La guerrera del viento volvió su mirada a la carretera, chequeando por el
retrovisor la grúa que les seguía.
- Ami, ¿tu
mamá sabe del accidente? – le preguntó Haruka.
- No... y si
el choque y los zombis no me mataron... mamá lo hará cuando nos a mí y al
auto...
- Tienen que
contarnos todo con más detalles – alegó Michiru – Estoy empezando a pensar que
son un grupo de adictas a los alucinógenos...
El comentario
hizo reír a las Inner Senshi.
Eventualmente
pensaban decirles todo, pero en ese momento estaban agotadas y hambrientas... Y
se quedaron dormidas pasados algunos minutos.
De las
instalaciones y sus extraños habitantes nada había quedado, pero temían que
hubiese más sucursales en otros lugares de Japón.

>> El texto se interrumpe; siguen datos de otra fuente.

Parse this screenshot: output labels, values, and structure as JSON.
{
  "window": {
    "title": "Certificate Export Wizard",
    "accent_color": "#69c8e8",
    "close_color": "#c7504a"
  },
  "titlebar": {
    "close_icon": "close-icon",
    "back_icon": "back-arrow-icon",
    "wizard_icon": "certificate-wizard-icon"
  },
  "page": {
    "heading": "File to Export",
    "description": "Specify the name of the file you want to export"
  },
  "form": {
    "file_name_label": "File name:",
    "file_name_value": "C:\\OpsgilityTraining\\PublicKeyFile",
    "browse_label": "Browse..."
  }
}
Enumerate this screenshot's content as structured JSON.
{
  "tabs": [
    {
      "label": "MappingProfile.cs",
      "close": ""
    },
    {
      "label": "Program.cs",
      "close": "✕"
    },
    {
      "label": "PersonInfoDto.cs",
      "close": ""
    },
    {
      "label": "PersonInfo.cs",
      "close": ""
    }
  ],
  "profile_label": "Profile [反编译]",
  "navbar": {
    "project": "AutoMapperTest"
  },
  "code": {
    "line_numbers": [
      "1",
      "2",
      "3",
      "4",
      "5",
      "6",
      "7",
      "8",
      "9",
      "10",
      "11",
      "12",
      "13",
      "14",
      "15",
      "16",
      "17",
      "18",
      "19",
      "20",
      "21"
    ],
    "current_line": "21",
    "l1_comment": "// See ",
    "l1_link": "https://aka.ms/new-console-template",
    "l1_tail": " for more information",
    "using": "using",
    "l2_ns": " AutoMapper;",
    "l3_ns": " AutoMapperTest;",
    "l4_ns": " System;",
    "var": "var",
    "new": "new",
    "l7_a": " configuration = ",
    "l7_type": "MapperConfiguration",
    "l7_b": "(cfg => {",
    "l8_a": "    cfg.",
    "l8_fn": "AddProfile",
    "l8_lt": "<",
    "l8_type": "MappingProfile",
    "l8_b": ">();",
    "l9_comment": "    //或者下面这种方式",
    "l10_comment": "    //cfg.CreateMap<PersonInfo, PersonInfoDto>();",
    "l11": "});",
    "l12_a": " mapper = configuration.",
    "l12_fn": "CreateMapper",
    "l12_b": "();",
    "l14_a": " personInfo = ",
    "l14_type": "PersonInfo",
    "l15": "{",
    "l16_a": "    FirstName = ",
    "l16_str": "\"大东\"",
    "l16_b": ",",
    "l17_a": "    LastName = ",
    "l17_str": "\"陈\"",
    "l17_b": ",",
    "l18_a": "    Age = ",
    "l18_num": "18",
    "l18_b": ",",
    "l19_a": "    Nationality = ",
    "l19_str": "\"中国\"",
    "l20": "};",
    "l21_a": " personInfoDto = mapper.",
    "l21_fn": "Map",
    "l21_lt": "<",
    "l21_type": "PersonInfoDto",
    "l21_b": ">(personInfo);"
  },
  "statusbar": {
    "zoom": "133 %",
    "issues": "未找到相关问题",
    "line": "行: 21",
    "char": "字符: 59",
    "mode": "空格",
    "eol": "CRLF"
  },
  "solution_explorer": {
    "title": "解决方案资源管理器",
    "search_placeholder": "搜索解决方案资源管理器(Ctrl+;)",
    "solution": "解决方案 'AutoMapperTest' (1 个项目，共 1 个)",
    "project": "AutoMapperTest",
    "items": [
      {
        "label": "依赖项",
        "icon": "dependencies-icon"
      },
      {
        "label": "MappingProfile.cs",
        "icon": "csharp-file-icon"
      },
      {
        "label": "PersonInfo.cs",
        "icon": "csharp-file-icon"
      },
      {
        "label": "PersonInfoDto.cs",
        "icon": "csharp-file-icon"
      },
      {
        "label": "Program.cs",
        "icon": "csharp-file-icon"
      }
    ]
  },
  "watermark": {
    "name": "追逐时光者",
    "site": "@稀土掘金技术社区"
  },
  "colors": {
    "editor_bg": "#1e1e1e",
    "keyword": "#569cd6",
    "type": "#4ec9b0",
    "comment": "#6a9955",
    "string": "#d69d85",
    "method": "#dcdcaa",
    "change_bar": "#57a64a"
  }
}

Después se dedicarían a
buscarlas y reproducir la vacuna en caso de emergencia. Nunca se sabía... y
nunca podían estar seguras.
Se
deshicieron de las drogas, pues comenzarían a entrenar duramente para tener más
resistencia. Esa pelea les mostró lo débiles que podrían ser ante situaciones
inesperadas.
No sabían si
contarle a Usagi todo lo sucedido... ya lo decidirían después...
Primero
tendrían que enfrentar a la madre de Ami y ver si su amiga salía viva después
de ver a la doctora...
... no podían
arriesgarse a perder a su mejor elemento...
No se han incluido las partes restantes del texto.